Per cominciare, vi presentiamo la testimonianza di Omar Pagliarini, titolare della Pagliarini International Boats, che si è ritrovato a far fronte a uno sciacallo legalmente inattaccabile. Pagliarini aveva un Pursuit 305 Offshore usato in vendita: quando è arrivata la piena del Magra, era situato presso Porto Carolina, a Lerici. Nonostante l’imbarcazione fosse legata ad altre barche e alle piante lì intorno, la piena l’ha portata via.

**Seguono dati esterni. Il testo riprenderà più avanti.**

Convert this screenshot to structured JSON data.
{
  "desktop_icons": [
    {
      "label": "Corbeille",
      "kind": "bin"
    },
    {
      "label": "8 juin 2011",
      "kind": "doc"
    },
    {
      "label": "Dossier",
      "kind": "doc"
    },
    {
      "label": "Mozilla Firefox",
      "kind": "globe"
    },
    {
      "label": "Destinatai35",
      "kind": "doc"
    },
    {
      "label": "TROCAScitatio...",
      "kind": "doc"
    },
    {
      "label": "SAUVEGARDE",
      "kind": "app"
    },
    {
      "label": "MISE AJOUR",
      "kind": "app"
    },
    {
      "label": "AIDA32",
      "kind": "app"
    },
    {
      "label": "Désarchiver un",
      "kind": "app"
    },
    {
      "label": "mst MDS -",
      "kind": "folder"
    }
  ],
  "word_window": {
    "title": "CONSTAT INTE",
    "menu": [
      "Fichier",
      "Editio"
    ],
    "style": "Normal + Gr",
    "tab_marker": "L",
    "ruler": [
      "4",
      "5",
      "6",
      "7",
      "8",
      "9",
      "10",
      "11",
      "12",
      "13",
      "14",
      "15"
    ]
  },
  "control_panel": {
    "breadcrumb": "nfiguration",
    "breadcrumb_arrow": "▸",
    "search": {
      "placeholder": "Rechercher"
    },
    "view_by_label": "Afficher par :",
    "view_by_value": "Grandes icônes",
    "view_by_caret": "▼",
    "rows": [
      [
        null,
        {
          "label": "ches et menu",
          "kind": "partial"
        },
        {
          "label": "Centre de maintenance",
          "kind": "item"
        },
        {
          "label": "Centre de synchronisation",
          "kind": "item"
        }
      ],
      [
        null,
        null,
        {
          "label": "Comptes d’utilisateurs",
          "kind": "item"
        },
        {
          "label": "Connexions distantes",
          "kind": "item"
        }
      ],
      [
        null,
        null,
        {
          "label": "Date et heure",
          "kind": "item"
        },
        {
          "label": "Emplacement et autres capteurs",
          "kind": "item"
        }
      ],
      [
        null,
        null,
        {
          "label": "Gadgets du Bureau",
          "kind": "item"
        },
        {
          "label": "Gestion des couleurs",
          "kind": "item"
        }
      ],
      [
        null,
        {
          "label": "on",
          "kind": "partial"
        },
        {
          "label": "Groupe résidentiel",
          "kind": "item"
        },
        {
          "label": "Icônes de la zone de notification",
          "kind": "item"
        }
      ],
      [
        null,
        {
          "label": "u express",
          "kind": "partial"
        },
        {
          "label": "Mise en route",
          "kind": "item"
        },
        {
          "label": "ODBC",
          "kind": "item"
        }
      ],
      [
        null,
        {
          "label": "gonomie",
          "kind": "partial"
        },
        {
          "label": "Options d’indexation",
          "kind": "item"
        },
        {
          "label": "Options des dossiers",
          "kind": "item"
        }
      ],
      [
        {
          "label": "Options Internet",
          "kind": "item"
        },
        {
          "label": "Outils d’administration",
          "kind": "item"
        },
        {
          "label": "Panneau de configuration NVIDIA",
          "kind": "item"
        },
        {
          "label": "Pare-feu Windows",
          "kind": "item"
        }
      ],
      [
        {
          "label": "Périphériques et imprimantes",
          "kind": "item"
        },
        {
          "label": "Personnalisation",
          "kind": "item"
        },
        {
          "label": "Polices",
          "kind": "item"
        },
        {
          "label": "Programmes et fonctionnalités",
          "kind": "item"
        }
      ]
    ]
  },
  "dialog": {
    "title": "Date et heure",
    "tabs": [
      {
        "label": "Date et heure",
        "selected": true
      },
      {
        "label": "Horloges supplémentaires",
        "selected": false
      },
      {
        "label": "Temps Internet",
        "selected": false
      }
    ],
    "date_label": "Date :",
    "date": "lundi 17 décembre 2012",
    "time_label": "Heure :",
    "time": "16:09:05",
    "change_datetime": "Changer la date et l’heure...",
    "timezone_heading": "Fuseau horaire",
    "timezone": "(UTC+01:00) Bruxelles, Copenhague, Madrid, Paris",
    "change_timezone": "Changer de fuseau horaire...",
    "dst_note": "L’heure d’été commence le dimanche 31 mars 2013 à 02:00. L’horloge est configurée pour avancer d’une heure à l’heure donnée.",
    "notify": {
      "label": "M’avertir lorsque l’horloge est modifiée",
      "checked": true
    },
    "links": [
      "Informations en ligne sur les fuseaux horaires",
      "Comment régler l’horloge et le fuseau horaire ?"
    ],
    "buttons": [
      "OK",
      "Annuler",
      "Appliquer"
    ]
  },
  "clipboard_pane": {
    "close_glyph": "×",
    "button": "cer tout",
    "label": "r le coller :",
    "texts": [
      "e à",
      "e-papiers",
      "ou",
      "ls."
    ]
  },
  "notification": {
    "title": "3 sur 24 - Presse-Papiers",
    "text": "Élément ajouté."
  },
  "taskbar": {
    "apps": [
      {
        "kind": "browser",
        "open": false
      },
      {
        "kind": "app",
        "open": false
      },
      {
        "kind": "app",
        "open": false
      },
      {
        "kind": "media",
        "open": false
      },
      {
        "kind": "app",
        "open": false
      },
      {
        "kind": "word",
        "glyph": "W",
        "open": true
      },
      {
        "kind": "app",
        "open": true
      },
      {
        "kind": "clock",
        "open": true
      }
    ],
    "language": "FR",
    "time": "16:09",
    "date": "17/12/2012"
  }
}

«Siccome ormai le esondazioni si susseguono anno dopo anno – racconta Pagliarini – ormai abbiamo maturato una certa esperienza: sappiamo che le imbarcazioni, se passano indenni il Ponte della Colombiera (quello che è stato distrutto dalla piena), arrivano al mare senza subire troppi danni. Infatti nei due giorni successivi alla piena siamo subito scesi in mare per il recupero delle barche. Le abbiamo recuperate tutte. Il secondo giorno ho avvistato il Pursuit 305, rovesciato: ho provato ad andare a recuperarlo, ma avevo già un’altra barca al traino e non ci sono riuscito. Ho preso il punto con il GPS e ho deciso che sarei tornato il giorno dopo, l’imbarcazione si sarebbe spostata al massimo di qualche centinaio di metri. Quando sono tornato la mattina successiva, non l’ho più vista, sulle prime ho pensato che fosse affondata. Strano, mi sono detto, visto che i Pursuit hanno la fama di essere imbarcazioni inaffondabili. Dopo una settimana un mio collega è andato a Sestri Levante per recuperare una sua barca, e mi ha telefonato dicendomi che aveva visto il Pursuit ormeggiato a Sestri, raddrizzato, in buone condizioni, con l’adesivo di Pagliarini stampato sopra. Era la mia barca».
L’imbarcazione, tutto sommato, non aveva subito troppi danni: «Vado a Sestri e parlo con il meccanico – persona che conoscevo – che ha ravvivato i motori, e che mi ha detto il nome del signore che aveva proceduto al recupero. Ho telefonato a questo signore, ringraziandolo e dicendo che avrei ovviamente coperto tutte le spese che aveva sostenuto per il recupero e la messa a posto (subacqueo, traino, meccanico etc…). Quando ci siamo incontrati di persona, oltre alle spese, mi ha detto che voleva il 30% del valore dell’imbarcazione, che, aveva visto sul mio sito, valeva 140.000 euro e quindi pretendeva circa 40.000 euro, avvalendosi della “legge del mare”. Io ho avvertito il mio avvocato, perché nel frattempo la Regione Liguria aveva detto che avrebbe varato un decreto anti-sciacallaggio, ma ovviamente non se n’è fatto nulla. Dal punto di vista legale il signore nel recupero della barca ha seguito il corretto iter procedurale, denunciando il ritrovamento in Capitaneria di Porto. Quello che possiamo fare con il mio legale è stabilire il valore reale della barca attuale (che sarà sicuramente inferiore a 140.000 euro, dopo la piena) e, purtroppo, rifondere di questa cifra la persona. Andremo a Sestri Levante con un camion, pagherò tutte le spese, e una volta “a casa” la barca sarà analizzata da un perito che ne stabilirà il vero valore».
E voi cosa ne pensate di questa storia? Fino a che punto la legge del mare (se ritrovi un’oggetto in mare, quello diventa subito tuo) può essere applicata, soprattutto in stato di calamità?